WHAT IS IT ABOUT
Annelies’s thesis explores text mining techniques to recognise impact data in humanitarian documents. Annelies used over 700 documents from the Disaster Relief Emergency Fund (DREF) as examples of humanitarian data on which to test modelling techniques. She worked with a team to label sentences in those documents as containing impact data. Annelies then used these labels to train a machine learning model to recognise impact data. She tested several possible models to figure out which was the most effective and explored ways to make the human labelling aspect of this more efficient.
WHO IS THE AUTHOR
Annelies was awarded cum laude with this thesis for her MSc in Statistical Science for the Life and Behavioural Sciences with a specialisation in Data Science at Leiden University. She has previously studied International Relations and Economics.
WHY IS IT NEEDED
Funds are often distributed only after a disaster occurs and the impact is assessed. If the impact of a disaster can be predicted, funding and humanitarian aid can be provided in advance to the people most in need. Annelies’s research contributes to the prediction of disaster impact by helping recognise and quantify the impact of a disaster using historical examples, and specifically by increasing the speed in which this analysis can be done. More historical data analysis helps us to create better prediction models for future disasters and therefore more efficiently provide aid to those impacted.
HOW WE WORKED TOGETHER
Annelies’s thesis contributes to 510’s Predictive Impact Analytics products and was a collaboration between ORTEC and 510. Via ORTEC, EffectAI’s EffectForce assisted in the initial sentence labelling phase of the project. Annelies also visited IFRC headquarters in Geneva to learn about their current Data Entry & Exploration Platform (DEEP) and how her research could contribute to this initiative.

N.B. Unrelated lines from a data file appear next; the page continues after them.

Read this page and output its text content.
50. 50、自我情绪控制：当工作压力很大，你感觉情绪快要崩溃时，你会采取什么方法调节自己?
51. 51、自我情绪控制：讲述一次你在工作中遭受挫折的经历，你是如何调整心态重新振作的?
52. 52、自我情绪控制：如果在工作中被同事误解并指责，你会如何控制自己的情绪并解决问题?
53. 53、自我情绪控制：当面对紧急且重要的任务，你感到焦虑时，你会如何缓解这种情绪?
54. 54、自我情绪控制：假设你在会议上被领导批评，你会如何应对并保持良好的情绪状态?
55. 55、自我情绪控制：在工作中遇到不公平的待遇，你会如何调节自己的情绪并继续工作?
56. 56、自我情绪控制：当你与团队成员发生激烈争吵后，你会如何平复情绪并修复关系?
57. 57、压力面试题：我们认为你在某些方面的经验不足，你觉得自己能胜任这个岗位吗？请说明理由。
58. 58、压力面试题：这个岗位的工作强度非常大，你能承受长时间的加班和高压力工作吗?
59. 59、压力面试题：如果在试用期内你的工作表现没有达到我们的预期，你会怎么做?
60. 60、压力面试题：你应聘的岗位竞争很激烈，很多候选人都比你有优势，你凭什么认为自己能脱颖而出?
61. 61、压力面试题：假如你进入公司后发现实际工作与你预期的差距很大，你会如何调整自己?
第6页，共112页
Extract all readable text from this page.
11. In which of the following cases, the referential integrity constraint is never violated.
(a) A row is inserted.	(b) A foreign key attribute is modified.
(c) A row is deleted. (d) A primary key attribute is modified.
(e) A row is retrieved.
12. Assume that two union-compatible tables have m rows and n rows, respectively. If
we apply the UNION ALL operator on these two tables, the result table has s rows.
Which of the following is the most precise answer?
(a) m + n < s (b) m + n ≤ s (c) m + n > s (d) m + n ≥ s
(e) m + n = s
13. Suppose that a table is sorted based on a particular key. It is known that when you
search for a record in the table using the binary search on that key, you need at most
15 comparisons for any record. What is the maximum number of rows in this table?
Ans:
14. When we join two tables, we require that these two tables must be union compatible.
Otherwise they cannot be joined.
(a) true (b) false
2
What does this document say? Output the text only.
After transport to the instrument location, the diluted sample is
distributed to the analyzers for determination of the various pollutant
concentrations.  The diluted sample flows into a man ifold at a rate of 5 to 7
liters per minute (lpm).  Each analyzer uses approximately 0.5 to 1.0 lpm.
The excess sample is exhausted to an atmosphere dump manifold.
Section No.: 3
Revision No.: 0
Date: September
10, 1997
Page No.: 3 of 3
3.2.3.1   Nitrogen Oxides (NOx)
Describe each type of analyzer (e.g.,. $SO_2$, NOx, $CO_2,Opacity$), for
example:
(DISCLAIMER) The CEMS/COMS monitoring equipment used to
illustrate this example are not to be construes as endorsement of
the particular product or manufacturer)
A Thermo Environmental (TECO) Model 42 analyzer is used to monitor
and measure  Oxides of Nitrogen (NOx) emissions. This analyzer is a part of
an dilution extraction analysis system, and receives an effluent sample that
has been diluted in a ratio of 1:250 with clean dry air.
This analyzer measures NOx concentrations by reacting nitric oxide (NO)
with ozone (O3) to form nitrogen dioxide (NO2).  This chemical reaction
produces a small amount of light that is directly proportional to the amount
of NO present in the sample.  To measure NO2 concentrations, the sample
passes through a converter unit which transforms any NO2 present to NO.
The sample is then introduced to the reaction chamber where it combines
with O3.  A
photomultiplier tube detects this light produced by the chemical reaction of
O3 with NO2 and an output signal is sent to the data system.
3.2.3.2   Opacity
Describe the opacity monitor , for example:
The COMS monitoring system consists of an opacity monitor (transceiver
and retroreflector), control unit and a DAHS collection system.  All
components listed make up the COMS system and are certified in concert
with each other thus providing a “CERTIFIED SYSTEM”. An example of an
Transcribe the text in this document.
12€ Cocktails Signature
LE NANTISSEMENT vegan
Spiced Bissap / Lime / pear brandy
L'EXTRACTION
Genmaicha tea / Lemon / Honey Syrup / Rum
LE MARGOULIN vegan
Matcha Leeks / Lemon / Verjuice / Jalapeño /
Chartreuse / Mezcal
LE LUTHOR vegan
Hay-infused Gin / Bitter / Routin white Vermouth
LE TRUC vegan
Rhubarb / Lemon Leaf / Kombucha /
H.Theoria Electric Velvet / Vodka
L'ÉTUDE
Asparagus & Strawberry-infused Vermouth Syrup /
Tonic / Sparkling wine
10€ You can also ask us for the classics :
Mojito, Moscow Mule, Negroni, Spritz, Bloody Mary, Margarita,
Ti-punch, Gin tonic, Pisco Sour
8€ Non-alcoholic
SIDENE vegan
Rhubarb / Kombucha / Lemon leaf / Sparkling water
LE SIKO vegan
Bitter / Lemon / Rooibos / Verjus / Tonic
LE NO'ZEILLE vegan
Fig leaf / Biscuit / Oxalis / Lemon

WHAT ARE THE MAIN FINDINGS
- It is possible to use text mining to identify impact data from humanitarian documents, as her most effective model recognised about 80% of sentences containing impact data with few false positives.
- This work can be made more efficient and cost-effective in the future by reducing the number of sentences that require human labelling. Annelies’s analysis suggests that the model can be equally effective with 80% fewer labelled sentences. Future projects should investigate if the model’s learnings from DREF documents can be applied to other text sources.
The next step to integrate this work into 510 products is to extract the numeric impact data identified using Annelies’s techniques and add it directly to forecast-based financing models.
Annelies presents her research findings to 510 staff and volunteers in November 2019.